2) 命名規則(URL / フィールド / ステータス)

  • URLは複数形で統一するか(/events
  • フィールドは snake_case / camelCase どちらか
  • 列挙値の表現(status: "draft" | "published" など)

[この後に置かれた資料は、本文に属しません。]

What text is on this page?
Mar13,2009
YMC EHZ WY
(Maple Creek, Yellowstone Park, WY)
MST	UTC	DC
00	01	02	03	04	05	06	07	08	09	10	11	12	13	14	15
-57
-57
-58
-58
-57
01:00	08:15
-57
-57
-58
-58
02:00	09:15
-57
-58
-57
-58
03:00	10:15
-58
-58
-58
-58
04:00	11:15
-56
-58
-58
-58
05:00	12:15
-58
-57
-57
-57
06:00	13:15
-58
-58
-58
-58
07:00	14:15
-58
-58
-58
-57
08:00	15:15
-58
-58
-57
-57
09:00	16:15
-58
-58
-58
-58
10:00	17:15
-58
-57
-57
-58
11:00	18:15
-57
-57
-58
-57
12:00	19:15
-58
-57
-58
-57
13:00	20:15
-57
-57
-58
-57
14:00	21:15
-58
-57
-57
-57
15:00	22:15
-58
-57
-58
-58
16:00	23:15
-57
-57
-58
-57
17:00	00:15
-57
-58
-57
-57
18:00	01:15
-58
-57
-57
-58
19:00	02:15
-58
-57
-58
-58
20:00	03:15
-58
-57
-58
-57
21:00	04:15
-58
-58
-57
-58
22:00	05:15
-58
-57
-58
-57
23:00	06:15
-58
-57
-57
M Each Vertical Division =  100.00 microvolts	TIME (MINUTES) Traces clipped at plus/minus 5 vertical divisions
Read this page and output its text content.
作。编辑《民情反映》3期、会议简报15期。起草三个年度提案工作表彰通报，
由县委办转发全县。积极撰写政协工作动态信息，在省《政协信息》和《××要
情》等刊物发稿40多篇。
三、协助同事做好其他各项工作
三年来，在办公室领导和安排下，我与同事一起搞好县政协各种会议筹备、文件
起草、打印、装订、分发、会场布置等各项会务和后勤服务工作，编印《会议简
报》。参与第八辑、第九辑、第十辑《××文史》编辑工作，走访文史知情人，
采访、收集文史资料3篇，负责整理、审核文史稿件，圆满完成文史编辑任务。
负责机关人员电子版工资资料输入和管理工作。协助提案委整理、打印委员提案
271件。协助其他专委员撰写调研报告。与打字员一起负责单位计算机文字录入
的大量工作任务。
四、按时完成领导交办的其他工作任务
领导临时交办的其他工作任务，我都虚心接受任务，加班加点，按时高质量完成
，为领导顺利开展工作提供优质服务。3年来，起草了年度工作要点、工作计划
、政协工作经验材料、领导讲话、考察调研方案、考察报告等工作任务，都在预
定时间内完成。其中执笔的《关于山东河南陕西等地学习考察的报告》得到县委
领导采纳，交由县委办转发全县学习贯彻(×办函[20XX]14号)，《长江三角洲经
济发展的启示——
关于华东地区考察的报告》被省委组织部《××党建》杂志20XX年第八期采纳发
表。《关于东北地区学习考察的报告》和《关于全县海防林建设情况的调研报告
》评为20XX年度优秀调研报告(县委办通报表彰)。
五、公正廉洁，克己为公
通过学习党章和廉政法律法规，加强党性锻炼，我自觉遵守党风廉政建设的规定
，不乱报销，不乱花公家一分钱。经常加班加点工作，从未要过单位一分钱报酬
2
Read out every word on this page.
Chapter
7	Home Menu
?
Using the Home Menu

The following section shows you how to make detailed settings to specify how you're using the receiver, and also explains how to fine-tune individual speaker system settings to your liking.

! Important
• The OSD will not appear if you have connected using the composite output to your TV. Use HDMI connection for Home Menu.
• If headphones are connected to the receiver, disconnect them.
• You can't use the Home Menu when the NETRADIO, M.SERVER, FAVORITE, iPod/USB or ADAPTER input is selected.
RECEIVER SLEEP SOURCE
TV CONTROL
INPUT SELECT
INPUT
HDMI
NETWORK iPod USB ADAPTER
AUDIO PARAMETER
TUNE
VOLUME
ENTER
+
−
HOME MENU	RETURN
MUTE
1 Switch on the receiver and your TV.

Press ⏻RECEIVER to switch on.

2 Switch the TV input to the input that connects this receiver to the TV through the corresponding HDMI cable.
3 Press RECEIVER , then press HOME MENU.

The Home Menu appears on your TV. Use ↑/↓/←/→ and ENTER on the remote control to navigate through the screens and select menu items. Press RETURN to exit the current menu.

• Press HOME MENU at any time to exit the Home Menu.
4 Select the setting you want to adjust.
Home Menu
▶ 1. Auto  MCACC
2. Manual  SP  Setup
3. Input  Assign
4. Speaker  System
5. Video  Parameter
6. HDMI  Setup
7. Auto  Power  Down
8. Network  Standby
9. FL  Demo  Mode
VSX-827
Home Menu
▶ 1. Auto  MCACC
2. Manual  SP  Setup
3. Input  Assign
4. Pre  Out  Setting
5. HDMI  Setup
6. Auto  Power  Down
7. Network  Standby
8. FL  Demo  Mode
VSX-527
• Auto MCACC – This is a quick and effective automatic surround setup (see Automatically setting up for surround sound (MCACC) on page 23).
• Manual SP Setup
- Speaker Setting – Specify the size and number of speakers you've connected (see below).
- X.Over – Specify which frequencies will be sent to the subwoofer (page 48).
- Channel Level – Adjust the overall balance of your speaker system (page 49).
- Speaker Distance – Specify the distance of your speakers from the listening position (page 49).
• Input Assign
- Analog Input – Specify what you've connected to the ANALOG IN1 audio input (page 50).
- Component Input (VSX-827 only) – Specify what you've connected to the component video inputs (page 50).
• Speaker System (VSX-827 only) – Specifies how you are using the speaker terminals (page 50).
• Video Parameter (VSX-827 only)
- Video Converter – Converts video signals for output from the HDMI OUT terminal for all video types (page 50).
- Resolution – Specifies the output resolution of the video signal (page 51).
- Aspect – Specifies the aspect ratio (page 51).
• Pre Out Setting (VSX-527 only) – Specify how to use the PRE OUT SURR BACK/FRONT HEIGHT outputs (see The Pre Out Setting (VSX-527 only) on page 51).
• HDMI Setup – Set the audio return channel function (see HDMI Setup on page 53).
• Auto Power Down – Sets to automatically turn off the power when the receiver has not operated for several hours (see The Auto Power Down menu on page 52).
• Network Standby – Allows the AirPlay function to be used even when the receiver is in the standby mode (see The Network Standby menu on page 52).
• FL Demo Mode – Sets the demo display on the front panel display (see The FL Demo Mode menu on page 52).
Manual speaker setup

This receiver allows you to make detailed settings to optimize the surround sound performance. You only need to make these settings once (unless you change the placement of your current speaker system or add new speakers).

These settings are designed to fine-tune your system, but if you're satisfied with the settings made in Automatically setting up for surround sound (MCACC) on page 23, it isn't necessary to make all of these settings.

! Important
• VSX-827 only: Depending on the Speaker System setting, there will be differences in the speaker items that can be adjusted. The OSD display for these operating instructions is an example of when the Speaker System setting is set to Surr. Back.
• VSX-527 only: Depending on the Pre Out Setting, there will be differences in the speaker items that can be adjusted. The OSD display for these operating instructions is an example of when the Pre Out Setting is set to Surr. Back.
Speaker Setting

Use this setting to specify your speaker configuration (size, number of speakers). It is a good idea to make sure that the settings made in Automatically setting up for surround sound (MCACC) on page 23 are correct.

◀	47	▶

「好み」っぽく見えるところですが、統一が壊れると利用側の認知負荷が増えます。

3) ページング・ソート・フィルタの基本形

CRUDだけ作っても、実務はすぐ「一覧」が重くなります。

  • page / per_page か、offset / limit
  • sort=created_at:desc のように複合ソートを許可するか
  • フィルタの表現(?status=published&category=backend

一覧APIの“型”を先に揃えると、後からの追加が楽になります。

4) エラーの形式(フロントが一番困るところ)

最低限、これだけは固定します。

  • code(機械判定用)
  • message(人間向け)
  • details(入力エラーのフィールド単位)

「毎回HTTPステータスだけ見ればいい」は現場では崩れやすいので、アプリケーションエラーの規約を持つのが安全です。

5) 認証・認可の入口(どこで担保するか)

  • 認証:誰か(トークン/セッション)
  • 認可:何ができるか(画面権限・ロール・スコープ)

API設計の最初にここを決めないと、後から「このエンドポイントだけ例外」が増えます。
私は「依存(ミドルウェア/DI)で必ず通す」など、通過点を固定するようにします。

6) 変更系の設計(PUT/PATCH/部分更新/状態遷移)

更新系は事故ポイントです。

  • PUT(全置換)か PATCH(部分更新)か
  • 状態遷移は「更新」でやるか「アクションAPI」にするか

ここはCRUDの延長に見えて、後から必ず揉めます。

7) 冪等性と同時更新(競合が起きる前提)

  • 冪等キー(決済/予約などで二重実行が致命的な時)
  • 楽観ロック(version / updated_at による競合検知)

「後で入れよう」はたいてい後で入れられません(契約が変わるので)。

実装例(雰囲気)

エラー形式を固定するだけでも、利用側はかなり楽になります。

  • 入力エラーは details にフィールド単位で詰める
  • ドメインエラーは code で分類する

実務での注意点・落とし穴

  • 最初に決めるのは「全部」じゃなくていい
    ただし 契約が揺れるところ(一覧/エラー/認可/更新) は先に固定したいです。
  • “使う側”の実装コストを観察する
    APIは作って終わりではなく、使われて初めて完成します。

まとめ

API設計の初手はCRUDよりも、揺れやすい契約(一覧・エラー・認可・更新)を固定するのが効きます。
ここが固まると、後から機能が増えても「同じ型で増やす」だけになります。